Pois foi justamente por toda essa violência que muitos (ainda que equivocadamente) partiram para a luta armada. Não contente, porém, o editoral emenda cinco parágrafos de exaltação ao "milagre econômico" do início dos anos 1970, como sendo o lado "benéfico" e "justificável" do golpe militar. E aí vem o grand finale, quando o jornal assume o apoio que deu ao regime de exceção - e procura nos convencer de que, na época, foi uma atitude "correta": "Às vezes se cobra, desta Folha, ter apoiado a ditadura durante a primeira metade de sua vigência, tornando-se um dos veículos mais críticos na metade seguinte. Não há dúvida de que, aos olhos de hoje, aquele apoio foi um erro". Somente "aos olhos de hoje"?!?? Vá dizer isso a alguém que foi barbaramente torturado naqueles tempos! E que talvez, como registram várias denúncias, tenha sido transportado para cárceres clandestinos em veículos da própria Folha de S.Paulo. A mesma Folha que já chamou a ditadura de "ditabranda"...

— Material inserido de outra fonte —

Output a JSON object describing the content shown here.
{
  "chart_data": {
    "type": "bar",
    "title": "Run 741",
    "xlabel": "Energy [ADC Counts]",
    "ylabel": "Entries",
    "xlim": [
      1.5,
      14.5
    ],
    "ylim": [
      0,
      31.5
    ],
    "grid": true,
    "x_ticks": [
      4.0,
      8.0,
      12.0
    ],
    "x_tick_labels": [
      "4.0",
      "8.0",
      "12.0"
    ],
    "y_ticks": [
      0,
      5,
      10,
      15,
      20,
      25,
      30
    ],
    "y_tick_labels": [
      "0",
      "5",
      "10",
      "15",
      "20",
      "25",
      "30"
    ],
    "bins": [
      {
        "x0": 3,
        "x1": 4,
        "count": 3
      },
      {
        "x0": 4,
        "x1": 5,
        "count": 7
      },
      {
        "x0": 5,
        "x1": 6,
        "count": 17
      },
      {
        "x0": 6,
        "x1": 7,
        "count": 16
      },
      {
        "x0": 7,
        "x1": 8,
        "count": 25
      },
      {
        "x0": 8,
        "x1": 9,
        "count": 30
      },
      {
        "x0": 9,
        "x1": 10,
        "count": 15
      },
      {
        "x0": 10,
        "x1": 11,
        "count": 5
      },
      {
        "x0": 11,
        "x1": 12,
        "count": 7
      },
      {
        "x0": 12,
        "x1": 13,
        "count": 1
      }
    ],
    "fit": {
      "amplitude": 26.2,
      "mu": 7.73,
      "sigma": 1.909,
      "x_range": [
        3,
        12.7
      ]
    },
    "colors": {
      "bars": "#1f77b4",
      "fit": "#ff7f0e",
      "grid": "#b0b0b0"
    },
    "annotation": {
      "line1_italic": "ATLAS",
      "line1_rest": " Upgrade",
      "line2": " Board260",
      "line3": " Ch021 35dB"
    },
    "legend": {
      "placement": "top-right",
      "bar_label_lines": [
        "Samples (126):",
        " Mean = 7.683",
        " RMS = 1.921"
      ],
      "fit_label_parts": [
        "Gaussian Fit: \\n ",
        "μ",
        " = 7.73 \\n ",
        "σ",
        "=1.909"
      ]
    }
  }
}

Abril de 1964: Folha defende o 'regime'
É isso, minha gente. O jornal que insuflou o golpe em quase todo o período do curto - mas legítimo - governo João Goulart, e que saudou a tomada de poder pelos militares como a salvação do país, diz agora que "errou", mas termina o editorial em tom de "sermão" contra possíveis detratores. Só que tem um lance curioso: quando pensei em fazer esse post, imaginei os comentários que faria para encerrá-lo. Mas foi aí que eu reparei em outros três textos publicados na mesma página 2 da Folha de domingo (assinados por Eliane Cantanhêde, Henrique Mirelles e Carlos Heitor Cony) e notei que, por uma "coincidência semiótica", os títulos de cada um resumiam - ou comentavam - o descarado editorial: 'Desastres nada naturais', 'O que não foi feito' e 'Tudo é possível'. Impressionante como, sem querer, qualquer um desses títulos poderia nominar o editorial, em vez do anódino "1964". Por isso, me sinto à vontade para terminar o texto com uma definição do Dicionário Informal: "CARA DE PAU: Pessoa descarada, sem vergonha. Atrevido. Sinônimos: atrevido, sem vergonha, safado, mentiroso, descarado, sem escrúpulos, cara lisa". Sem mais.